Moving a file in /etc/cron.d should do the trick, but is there a simple HA solution to operate such action ? And if possible not with heartbeat ;)


Solution 1:

I think heartbeat / pacemaker would be the best solution, since they can take care a lot of a lot of race conditions, fencing, etc for you in order to ensure the job only runs on one host at a time. It's possible to design something yourself, but it likely won't account for all the scenarios those packages do, and you'll eventually end up replacing most of, if not all, of the wheel.
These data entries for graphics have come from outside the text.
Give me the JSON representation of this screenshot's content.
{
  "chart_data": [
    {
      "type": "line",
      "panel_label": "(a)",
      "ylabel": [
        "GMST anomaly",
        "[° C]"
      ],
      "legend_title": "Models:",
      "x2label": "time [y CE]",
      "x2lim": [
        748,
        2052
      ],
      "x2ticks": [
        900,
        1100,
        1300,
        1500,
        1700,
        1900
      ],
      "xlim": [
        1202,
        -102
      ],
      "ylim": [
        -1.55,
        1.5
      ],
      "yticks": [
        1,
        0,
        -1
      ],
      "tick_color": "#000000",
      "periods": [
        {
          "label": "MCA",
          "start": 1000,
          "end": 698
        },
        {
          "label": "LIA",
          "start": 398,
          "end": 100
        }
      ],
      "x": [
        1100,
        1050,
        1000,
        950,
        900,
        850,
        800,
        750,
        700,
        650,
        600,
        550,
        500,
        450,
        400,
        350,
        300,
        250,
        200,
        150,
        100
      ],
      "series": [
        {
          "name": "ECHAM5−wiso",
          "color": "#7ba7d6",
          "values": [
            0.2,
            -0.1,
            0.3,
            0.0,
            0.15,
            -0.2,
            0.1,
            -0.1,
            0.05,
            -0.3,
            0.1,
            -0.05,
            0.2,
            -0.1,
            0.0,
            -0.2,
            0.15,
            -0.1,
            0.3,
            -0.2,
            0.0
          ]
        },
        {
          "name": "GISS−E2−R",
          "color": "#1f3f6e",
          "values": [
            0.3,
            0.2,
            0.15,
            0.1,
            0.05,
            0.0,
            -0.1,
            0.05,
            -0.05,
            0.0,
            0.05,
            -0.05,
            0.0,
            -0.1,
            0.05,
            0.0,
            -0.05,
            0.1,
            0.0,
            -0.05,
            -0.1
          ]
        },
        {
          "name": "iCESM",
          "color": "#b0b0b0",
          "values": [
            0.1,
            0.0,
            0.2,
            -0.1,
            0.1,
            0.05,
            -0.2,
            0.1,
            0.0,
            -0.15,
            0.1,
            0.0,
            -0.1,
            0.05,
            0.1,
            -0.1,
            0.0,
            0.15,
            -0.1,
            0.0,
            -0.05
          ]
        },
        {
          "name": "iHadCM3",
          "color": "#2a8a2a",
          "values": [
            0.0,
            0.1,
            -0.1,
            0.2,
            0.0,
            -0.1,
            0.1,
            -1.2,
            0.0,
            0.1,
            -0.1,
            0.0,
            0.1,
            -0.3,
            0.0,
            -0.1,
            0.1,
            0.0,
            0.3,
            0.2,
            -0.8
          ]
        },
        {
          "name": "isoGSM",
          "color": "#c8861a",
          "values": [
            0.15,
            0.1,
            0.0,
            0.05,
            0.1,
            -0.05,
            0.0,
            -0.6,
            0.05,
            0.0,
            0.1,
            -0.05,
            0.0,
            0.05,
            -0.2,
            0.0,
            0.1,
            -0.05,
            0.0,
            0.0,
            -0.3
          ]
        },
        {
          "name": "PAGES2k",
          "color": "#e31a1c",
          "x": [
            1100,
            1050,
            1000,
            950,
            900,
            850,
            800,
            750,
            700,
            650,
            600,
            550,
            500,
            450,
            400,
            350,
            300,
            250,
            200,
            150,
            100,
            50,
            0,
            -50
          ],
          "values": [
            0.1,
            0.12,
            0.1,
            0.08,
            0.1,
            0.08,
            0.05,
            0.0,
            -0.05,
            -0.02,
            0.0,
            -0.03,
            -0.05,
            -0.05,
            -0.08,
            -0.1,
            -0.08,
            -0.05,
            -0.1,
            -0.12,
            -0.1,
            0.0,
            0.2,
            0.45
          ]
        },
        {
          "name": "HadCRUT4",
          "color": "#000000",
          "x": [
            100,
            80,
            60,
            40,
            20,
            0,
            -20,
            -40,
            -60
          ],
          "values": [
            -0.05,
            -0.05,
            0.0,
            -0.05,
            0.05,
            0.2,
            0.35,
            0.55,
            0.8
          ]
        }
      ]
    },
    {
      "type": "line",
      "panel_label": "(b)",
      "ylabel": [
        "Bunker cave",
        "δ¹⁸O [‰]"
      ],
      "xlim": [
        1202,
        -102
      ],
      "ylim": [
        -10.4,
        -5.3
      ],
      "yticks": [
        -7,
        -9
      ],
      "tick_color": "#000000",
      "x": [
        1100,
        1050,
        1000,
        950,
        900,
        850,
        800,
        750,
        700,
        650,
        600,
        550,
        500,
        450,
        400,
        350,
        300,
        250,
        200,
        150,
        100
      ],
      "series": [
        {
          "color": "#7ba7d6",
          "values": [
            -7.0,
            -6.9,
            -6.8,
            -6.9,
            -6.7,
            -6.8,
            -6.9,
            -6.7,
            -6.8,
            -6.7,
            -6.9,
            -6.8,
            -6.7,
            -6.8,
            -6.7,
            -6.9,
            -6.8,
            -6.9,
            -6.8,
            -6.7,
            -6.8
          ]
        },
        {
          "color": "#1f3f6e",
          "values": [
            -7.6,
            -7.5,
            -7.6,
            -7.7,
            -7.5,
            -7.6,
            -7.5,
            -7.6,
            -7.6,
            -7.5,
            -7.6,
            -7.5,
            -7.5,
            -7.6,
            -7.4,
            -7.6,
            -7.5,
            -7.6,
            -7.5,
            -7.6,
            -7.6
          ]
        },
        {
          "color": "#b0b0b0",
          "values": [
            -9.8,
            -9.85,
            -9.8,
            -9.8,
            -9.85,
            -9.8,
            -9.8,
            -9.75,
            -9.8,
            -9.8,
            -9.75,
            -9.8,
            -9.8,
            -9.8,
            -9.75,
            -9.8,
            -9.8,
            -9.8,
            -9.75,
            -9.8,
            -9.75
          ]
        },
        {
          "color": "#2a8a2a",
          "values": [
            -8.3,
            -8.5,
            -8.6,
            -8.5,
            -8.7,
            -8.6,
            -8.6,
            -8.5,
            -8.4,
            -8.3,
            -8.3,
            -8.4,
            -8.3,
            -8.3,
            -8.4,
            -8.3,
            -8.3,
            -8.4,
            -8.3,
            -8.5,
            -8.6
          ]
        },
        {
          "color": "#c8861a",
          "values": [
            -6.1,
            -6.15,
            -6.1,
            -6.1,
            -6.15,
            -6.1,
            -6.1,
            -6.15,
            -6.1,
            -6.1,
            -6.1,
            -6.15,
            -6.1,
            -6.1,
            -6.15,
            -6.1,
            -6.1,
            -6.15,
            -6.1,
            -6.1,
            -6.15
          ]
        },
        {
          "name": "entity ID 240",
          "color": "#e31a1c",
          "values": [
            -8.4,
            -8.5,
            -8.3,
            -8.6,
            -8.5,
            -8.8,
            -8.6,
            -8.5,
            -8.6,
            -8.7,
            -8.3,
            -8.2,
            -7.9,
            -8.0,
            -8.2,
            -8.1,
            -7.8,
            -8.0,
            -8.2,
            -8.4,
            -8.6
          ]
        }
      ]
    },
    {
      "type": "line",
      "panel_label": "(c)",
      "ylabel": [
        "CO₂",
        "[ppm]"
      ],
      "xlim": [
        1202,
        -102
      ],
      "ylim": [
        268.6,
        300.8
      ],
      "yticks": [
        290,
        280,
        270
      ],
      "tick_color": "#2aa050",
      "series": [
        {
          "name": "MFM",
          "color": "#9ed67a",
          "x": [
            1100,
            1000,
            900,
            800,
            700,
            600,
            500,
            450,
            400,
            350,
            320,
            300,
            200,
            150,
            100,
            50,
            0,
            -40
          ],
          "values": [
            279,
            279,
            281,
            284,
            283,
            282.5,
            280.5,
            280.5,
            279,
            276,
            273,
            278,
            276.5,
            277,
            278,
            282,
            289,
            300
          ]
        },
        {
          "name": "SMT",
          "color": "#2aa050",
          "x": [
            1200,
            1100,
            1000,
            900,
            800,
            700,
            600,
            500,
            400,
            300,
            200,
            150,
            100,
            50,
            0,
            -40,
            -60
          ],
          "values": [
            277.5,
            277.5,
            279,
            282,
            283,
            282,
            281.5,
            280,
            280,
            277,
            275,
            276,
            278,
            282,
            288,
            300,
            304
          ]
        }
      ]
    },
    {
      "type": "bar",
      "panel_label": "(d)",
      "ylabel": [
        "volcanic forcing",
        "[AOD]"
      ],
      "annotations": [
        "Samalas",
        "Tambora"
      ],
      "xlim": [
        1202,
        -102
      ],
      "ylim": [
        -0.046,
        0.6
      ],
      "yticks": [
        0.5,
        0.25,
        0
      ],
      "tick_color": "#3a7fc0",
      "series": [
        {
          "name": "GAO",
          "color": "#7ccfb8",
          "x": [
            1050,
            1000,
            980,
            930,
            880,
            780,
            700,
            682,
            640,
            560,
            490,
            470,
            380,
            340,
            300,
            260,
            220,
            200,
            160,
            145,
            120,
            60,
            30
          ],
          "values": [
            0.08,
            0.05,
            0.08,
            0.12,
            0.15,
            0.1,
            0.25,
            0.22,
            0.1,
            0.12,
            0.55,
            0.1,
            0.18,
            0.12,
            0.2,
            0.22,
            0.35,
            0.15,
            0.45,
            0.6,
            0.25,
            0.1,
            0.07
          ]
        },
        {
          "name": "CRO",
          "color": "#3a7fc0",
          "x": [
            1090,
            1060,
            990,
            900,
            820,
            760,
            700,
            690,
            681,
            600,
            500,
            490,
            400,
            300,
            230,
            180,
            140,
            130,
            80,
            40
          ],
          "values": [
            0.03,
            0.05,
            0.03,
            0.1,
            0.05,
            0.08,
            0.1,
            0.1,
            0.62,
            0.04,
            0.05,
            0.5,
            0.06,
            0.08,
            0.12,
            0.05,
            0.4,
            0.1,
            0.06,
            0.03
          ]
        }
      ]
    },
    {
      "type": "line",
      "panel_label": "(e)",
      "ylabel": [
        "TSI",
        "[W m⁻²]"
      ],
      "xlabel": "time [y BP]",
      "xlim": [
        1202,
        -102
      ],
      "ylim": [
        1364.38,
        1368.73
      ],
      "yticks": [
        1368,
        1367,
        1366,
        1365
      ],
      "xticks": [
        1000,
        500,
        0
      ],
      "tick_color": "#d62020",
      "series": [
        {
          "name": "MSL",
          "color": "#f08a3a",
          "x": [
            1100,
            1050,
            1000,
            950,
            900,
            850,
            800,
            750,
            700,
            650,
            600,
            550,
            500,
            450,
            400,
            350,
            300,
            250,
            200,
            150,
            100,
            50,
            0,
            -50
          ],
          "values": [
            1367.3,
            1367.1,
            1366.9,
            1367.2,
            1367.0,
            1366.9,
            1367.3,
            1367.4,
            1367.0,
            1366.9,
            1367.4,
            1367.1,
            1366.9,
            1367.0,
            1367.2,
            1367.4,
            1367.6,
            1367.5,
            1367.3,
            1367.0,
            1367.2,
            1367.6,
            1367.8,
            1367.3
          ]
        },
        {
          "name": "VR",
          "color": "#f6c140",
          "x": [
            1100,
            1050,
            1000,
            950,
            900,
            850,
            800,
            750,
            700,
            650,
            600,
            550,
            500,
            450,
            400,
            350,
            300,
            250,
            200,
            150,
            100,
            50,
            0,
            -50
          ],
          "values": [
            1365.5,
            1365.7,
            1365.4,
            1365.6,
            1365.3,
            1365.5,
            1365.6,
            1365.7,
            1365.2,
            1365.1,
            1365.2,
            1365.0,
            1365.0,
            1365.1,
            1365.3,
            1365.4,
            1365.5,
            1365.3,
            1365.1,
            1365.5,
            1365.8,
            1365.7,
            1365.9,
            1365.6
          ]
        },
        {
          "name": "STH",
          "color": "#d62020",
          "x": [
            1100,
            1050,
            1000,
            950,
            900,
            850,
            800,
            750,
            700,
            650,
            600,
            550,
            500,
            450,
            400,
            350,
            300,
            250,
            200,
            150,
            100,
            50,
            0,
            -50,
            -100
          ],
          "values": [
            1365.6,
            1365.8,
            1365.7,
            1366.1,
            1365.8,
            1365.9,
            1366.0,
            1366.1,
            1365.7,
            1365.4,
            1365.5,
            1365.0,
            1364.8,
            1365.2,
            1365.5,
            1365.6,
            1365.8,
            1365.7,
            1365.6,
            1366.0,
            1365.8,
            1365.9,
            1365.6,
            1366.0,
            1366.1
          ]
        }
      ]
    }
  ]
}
If you don't really care about such things and you want a simpler setup. I suggest staggering the cron jobs on the servers by a few minutes. Then when the job starts on the primary it can somehow leave a marker on whatever shared resource the jobs operate on (you don't specify this, so I'm being intentionally vague). If it's a database, they can update a field in a table or if it's on a shared filesystem lock a file.

When the job runs on the second server, it can check for the presence of the marker and abort if it is there.

Solution 2:

We use two approaches depending on the requirements. Both involve having the crons present and running from all machines, but with a bit of sanity checking involved:

  1. If the machines are in a primary and secondary (there may be more than one secondary) relationship then the scripts are modified to check whether the machine they are running on is a primary state. If not, then they simply exit quietly. I don't have an HB setup to hand at the moment but I believe you can query HB for this information.

  2. If all machines are eligible primaries (such as in a cluster) then some locking is used. By way of either a shared database or PID file. Only one machine ever obtains the lock status and those which don't exit quietly.

Solution 3:

To make long story short you have to turn your cron scripts into some kind of cluster-able applications. Being the implementation as lightweight or as heavyweight as you need, they still need one thing - be able to properly resume/restart action (or recover their state) after primary node failover. The trivial case is that they are stateless programs (or "stateless enough" programs), that can be simply restarted any time and will do just fine. This is probably not your case. Note that for stateless programs you don't need failover because you could simply run them in parallel on all the nodes.

In normally complicated case, your scripts should be on cluster's shared storage, should store their state in files there, should change the state stored on disk only atomically, and should be able to continue their action from any transient state they will detect on startup.